Şöyle düşünün: kumların üzerindeki taşlar var, onlara basarak yürüyorsunuz ancak bir önce bastığınız taşı kuma gömüyorsunuz yani o taş fiziki olarak yok oluyor ancak ruhu orada, bunu biliyorsunuz çünkü az önce yolunuzda size köprü oldu…
Taşlar burada bilinç basamaklarını temsil ediyor; onların her birine bastıkça yeni bir siz oluyorsunuz…
Çünkü geride eski bilincinizden eser kalmamış yani siz artık başka birisiniz; önce bastığınız taşla eski kendinizi öldürdünüz, yeni bastığınız taşla yeniden doğdunuz!
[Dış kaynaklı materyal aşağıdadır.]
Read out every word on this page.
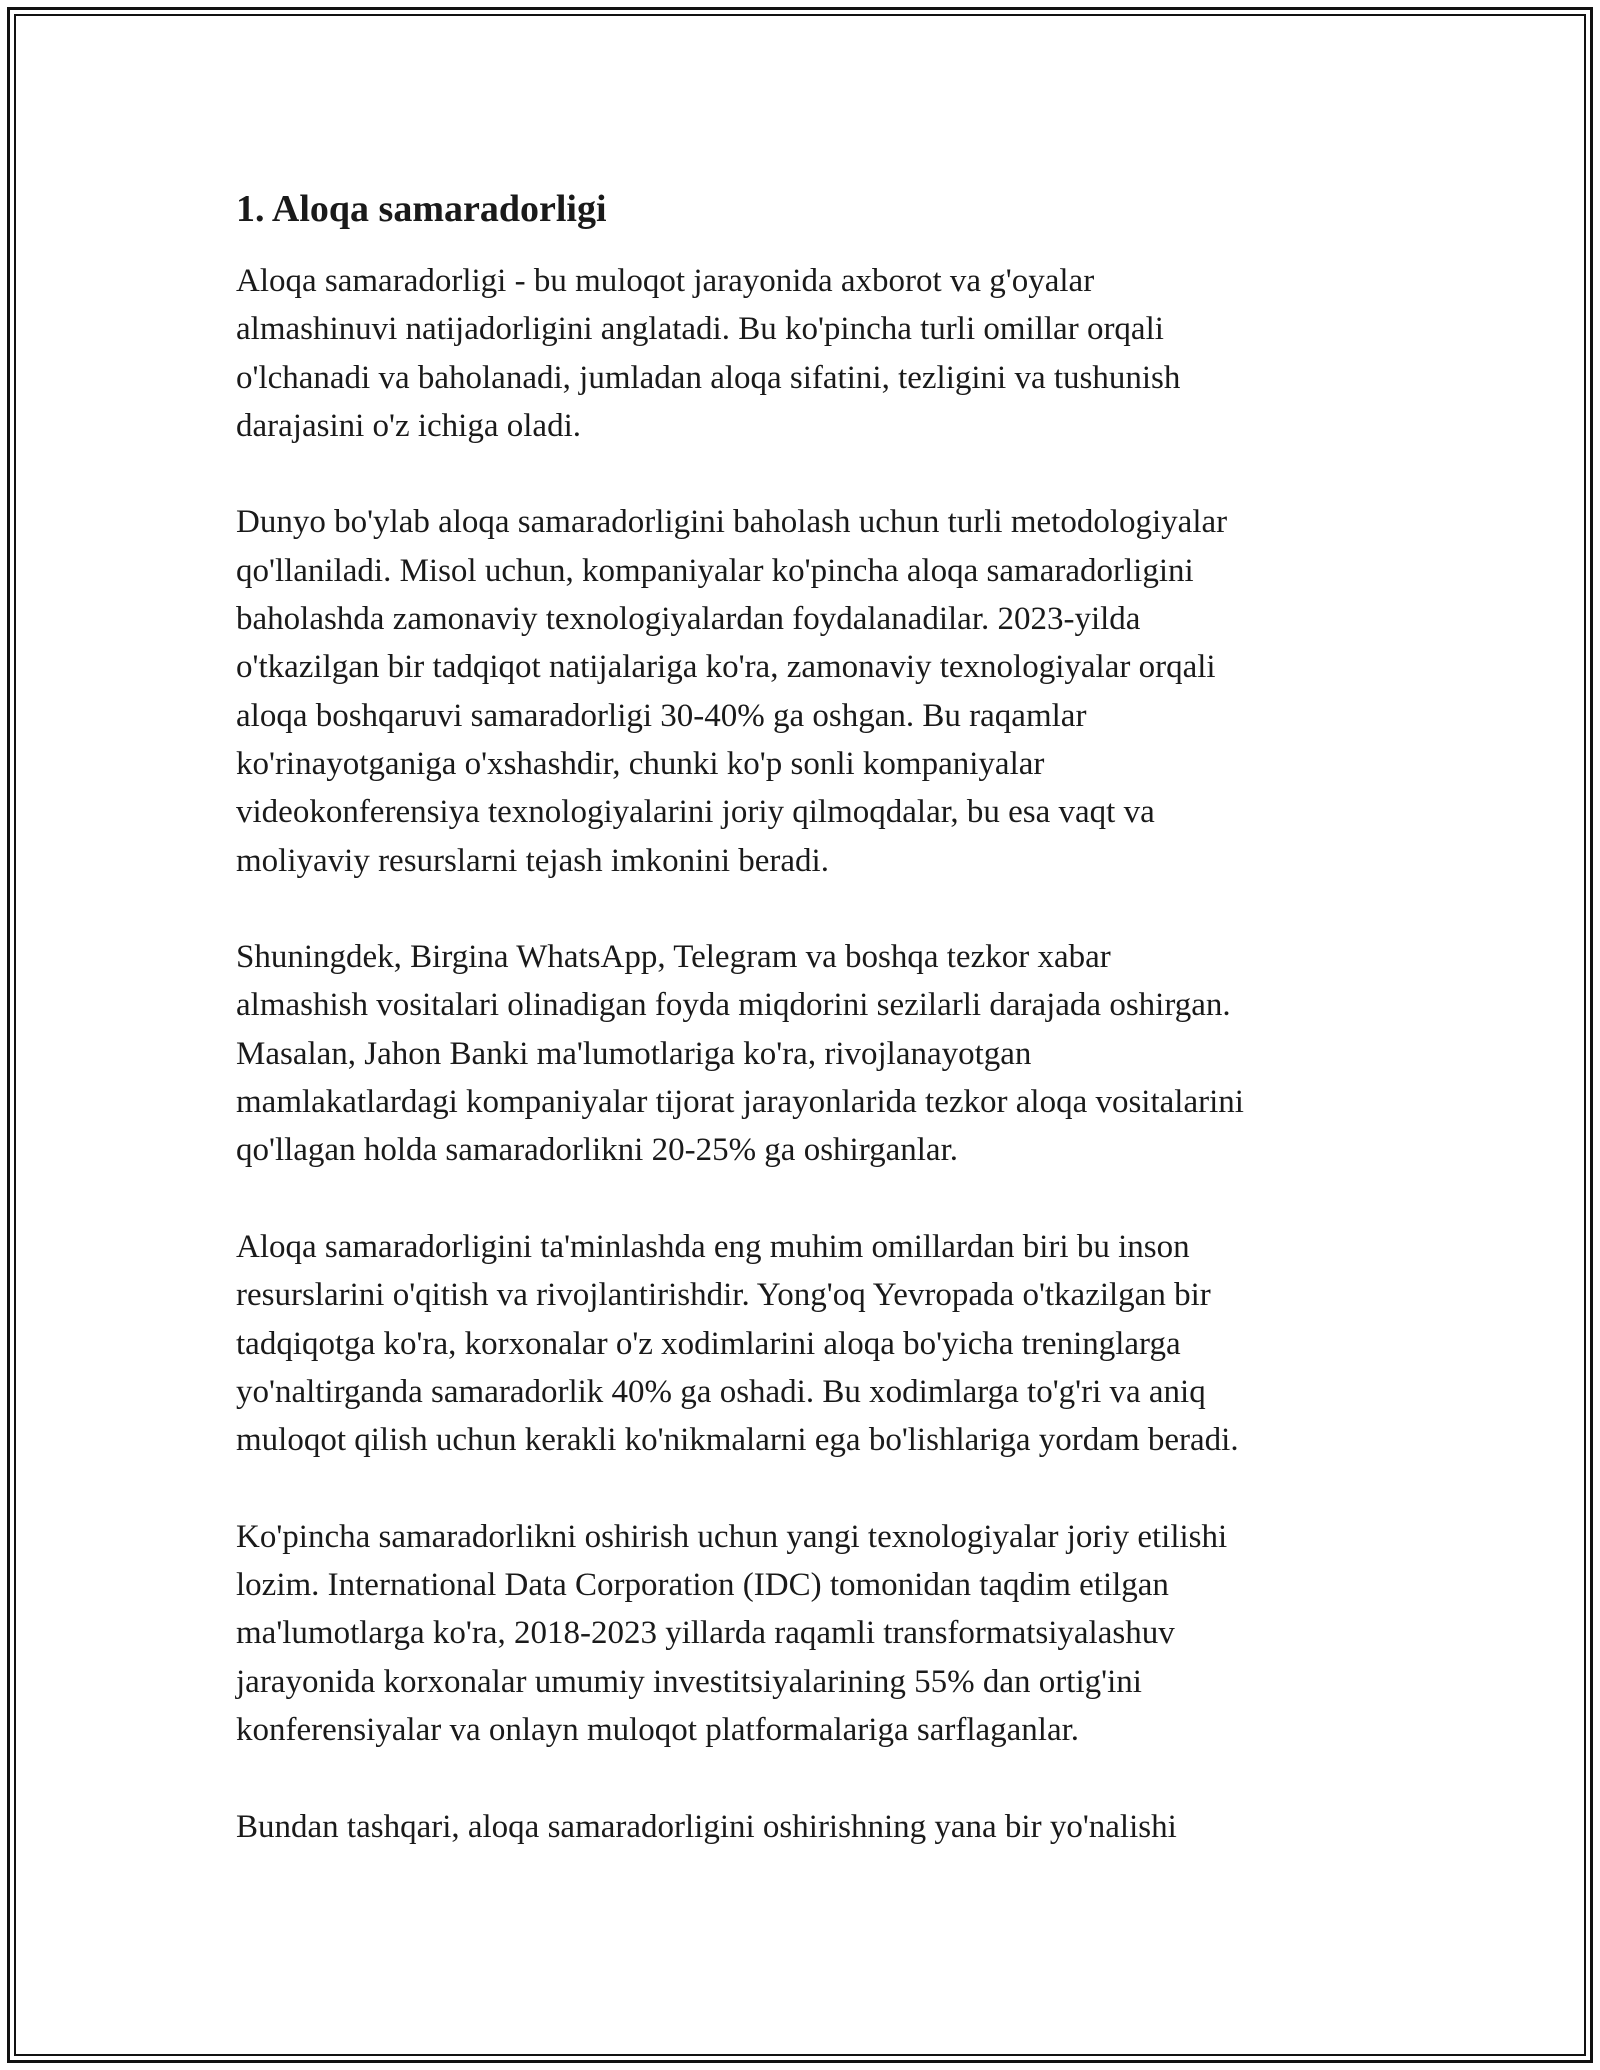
1. Aloqa samaradorligi

Aloqa samaradorligi - bu muloqot jarayonida axborot va g'oyalar
almashinuvi natijadorligini anglatadi. Bu ko'pincha turli omillar orqali
o'lchanadi va baholanadi, jumladan aloqa sifatini, tezligini va tushunish
darajasini o'z ichiga oladi.

Dunyo bo'ylab aloqa samaradorligini baholash uchun turli metodologiyalar
qo'llaniladi. Misol uchun, kompaniyalar ko'pincha aloqa samaradorligini
baholashda zamonaviy texnologiyalardan foydalanadilar. 2023-yilda
o'tkazilgan bir tadqiqot natijalariga ko'ra, zamonaviy texnologiyalar orqali
aloqa boshqaruvi samaradorligi 30-40% ga oshgan. Bu raqamlar
ko'rinayotganiga o'xshashdir, chunki ko'p sonli kompaniyalar
videokonferensiya texnologiyalarini joriy qilmoqdalar, bu esa vaqt va
moliyaviy resurslarni tejash imkonini beradi.

Shuningdek, Birgina WhatsApp, Telegram va boshqa tezkor xabar
almashish vositalari olinadigan foyda miqdorini sezilarli darajada oshirgan.
Masalan, Jahon Banki ma'lumotlariga ko'ra, rivojlanayotgan
mamlakatlardagi kompaniyalar tijorat jarayonlarida tezkor aloqa vositalarini
qo'llagan holda samaradorlikni 20-25% ga oshirganlar.

Aloqa samaradorligini ta'minlashda eng muhim omillardan biri bu inson
resurslarini o'qitish va rivojlantirishdir. Yong'oq Yevropada o'tkazilgan bir
tadqiqotga ko'ra, korxonalar o'z xodimlarini aloqa bo'yicha treninglarga
yo'naltirganda samaradorlik 40% ga oshadi. Bu xodimlarga to'g'ri va aniq
muloqot qilish uchun kerakli ko'nikmalarni ega bo'lishlariga yordam beradi.

Ko'pincha samaradorlikni oshirish uchun yangi texnologiyalar joriy etilishi
lozim. International Data Corporation (IDC) tomonidan taqdim etilgan
ma'lumotlarga ko'ra, 2018-2023 yillarda raqamli transformatsiyalashuv
jarayonida korxonalar umumiy investitsiyalarining 55% dan ortig'ini
konferensiyalar va onlayn muloqot platformalariga sarflaganlar.

Bundan tashqari, aloqa samaradorligini oshirishning yana bir yo'nalishi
Yani her şey bu dünyada olup bitiyor; ötesi yok. Varsa da bedenlenerek olan bir süreç değil o. Öyle yeni bedene gir, tekrar gel; yok öyle bir şey!
Bırakın bu safsataları; bir inanç sistemini savunan ruhban sınıfının cahil ve fakir halkı uyutmak, onları elinde tutmak, yönetmek, bundan çıkar sağlamak için uydurduğu bir yalan bu! Duygu ve inanç sömürüsünden başka bir şey değil yani.
“Bu sefer olmadı, başka sefere olursun be canım, kafanı yorma. Sen ye iç yat; hiçbir şeyi sorgulama. Ben senin yerine O’nunla bağlantı kurarım, mesajlarını sana iletirim, merak etme, sen bunlara kafanı takma; yeter ki bana biat etmeye devam et,” demenin sinsice kurgulanmış yolu…
Putları kırmak şöyle dursun, insan kılığında yeni putlar yaratmanın, yarattırmanın arsızca tasarlanmış yolu…
Siz reankarnasyonu gerçekten ölüp ölüp dirilmek falan zannediyordunuz değil mi? İşte, alın size reankarnasyon!